Федор Юрьевич Потанин, пятнадцати с половиной лет, учащийся первого курса местного СПТУ, проживал в самом конце довольно протяженной Южной улицы вместе с дедом, Михаилом Тимофеевичем, бывшим работником леспромхоза, а ныне пенсионером. От места ночного происшествия было километра полтора, а то и больше.
Старый бревенчатый дом-пятистенок с крытой серебристой дранкой крышей, кое-где залатанной толем, серый забор, покосившаяся дощатая сараюха. Как водится, огород. Никаких парников — картошка, морковка, свекла… немного лука. За огородом — банька по-черному, у калитки — будка с сидящим на цепи псом — пегим кобельком довольно мирного вида. Колодец… и прислоненный к нему худосочный мопедик «ЗИФ» — с велосипедным седлом, тоненькими колесиками, багажником и поржавевшей фарой.
Увидев мопед, участковый довольно усмехнулся — ну вот он, источник всех соседских бед! Коль мопед здесь, так здесь и его хозяин — Федька.
Сорокин тронул калитку. Звякнув цепью, вскинулся, залаял пес.
— Хозяева! — не торопясь заходить, прокричал Сорокин. — Эй, хозяева! Есть дома кто?
Через пару минут на крыльце показался седобородый старик в домашних разношенных тапках и телогрейке из ватника с обрезанными рукавами.
— Кого тут еще… Ого! Милиция… ититна мать! Тарзан, цыть!
Цыкнув на собаку, дед подошел к забору:
— Ну, милости прошу! Федька опять что натворил?
— Мне б с ним переговорить. — Участковый опасливо покосился на пса.
— Так нет его… к матери в Тянск уехал. Так-то он со мной живет — в училище учится. На механизатора! — Дед с гордостью поднял вверх указательный палец. — Профессия! Понимать надо, ититна мать…
— А вы, значит, Михаил Тимофеевич?
— Да можно просто — Тимофеич.
— Тогда мне бы с вами…
— Так пошли в дом, чаем тебя угощу.
От предложенного Тимофеичем чая Сорокин не отказался и с удовольствием выдул две кружки подряд — после вчерашнего крепленого винца очень хотелось пить.
В кухне, на печке, лежала разложенная для просушки махорка, рядом валялась оборванная, без обложки, книжка… и еще одна — такая же.

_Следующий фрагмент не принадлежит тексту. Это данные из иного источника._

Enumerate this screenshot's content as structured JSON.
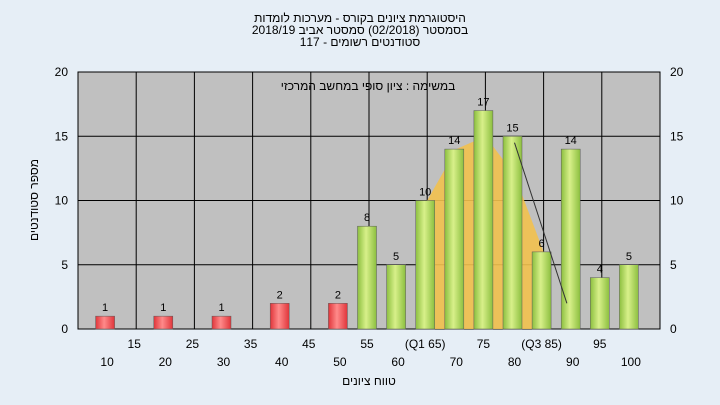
{
  "titles": [
    "היסטוגרמת ציונים בקורס - מערכות לומדות",
    "בסמסטר  (02/2018)  סמסטר אביב 2018/19",
    "סטודנטים רשומים - 117"
  ],
  "annotation": "במשימה : ציון סופי במחשב המרכזי",
  "colors": {
    "plot_bg": "#c0c0c0",
    "grid": "#000000",
    "fail_bar": "#e0353a",
    "pass_bar": "#8cbf3f",
    "curve_fill": "#f2c14e",
    "page_bg": "#e6eef6"
  },
  "chart_data": {
    "type": "bar",
    "xlabel": "טווח ציונים",
    "ylabel": "מספר סטודנטים",
    "ylim": [
      0,
      20
    ],
    "yticks": [
      0,
      5,
      10,
      15,
      20
    ],
    "grid": true,
    "x_tick_labels_lower": [
      "10",
      "20",
      "30",
      "40",
      "50",
      "60",
      "70",
      "80",
      "90",
      "100"
    ],
    "x_tick_labels_upper": [
      "15",
      "25",
      "35",
      "45",
      "55",
      "(Q1 65)",
      "75",
      "(Q3 85)",
      "95"
    ],
    "categories": [
      "10",
      "20",
      "30",
      "40",
      "50",
      "55",
      "60",
      "65",
      "70",
      "75",
      "80",
      "85",
      "90",
      "95",
      "100"
    ],
    "values": [
      1,
      1,
      1,
      2,
      2,
      8,
      5,
      10,
      14,
      17,
      15,
      6,
      14,
      4,
      5
    ],
    "bar_groups": [
      "fail",
      "fail",
      "fail",
      "fail",
      "fail",
      "pass",
      "pass",
      "pass",
      "pass",
      "pass",
      "pass",
      "pass",
      "pass",
      "pass",
      "pass"
    ],
    "distribution_curve": {
      "x": [
        65,
        70,
        75,
        80,
        85
      ],
      "y": [
        10,
        14,
        15,
        12,
        6
      ]
    }
  }
}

— Внук, Федька, таскает, ититна мать, — пояснил старик. — Книжки там всякие… старые, журналы, газетки… Я их на цигарки кручу.
— И много у вас таких?
— Дак в горнице-то глянь, ага…
Горницей Тимофеич называл просторную — в три окна — комнату, оклеенную старыми обоями с непонятным рисунком. Дальний угол был отделен самодельным шкафом, выкрашенным в темно-коричневый цвет. Такие шкафы еще до войны делали местные артели. Из-за шкафа торчала кровать с блестящими металлическими шариками — видно, там и квартировал Федька. Из мебели еще имелся старый диван, видавшая виды оттоманка, добротный комод и самодельная этажерка с книжками…
— Говорю ж, внук приносит…
Подойдя, участковый вытащил наугад книжку, пролистнул…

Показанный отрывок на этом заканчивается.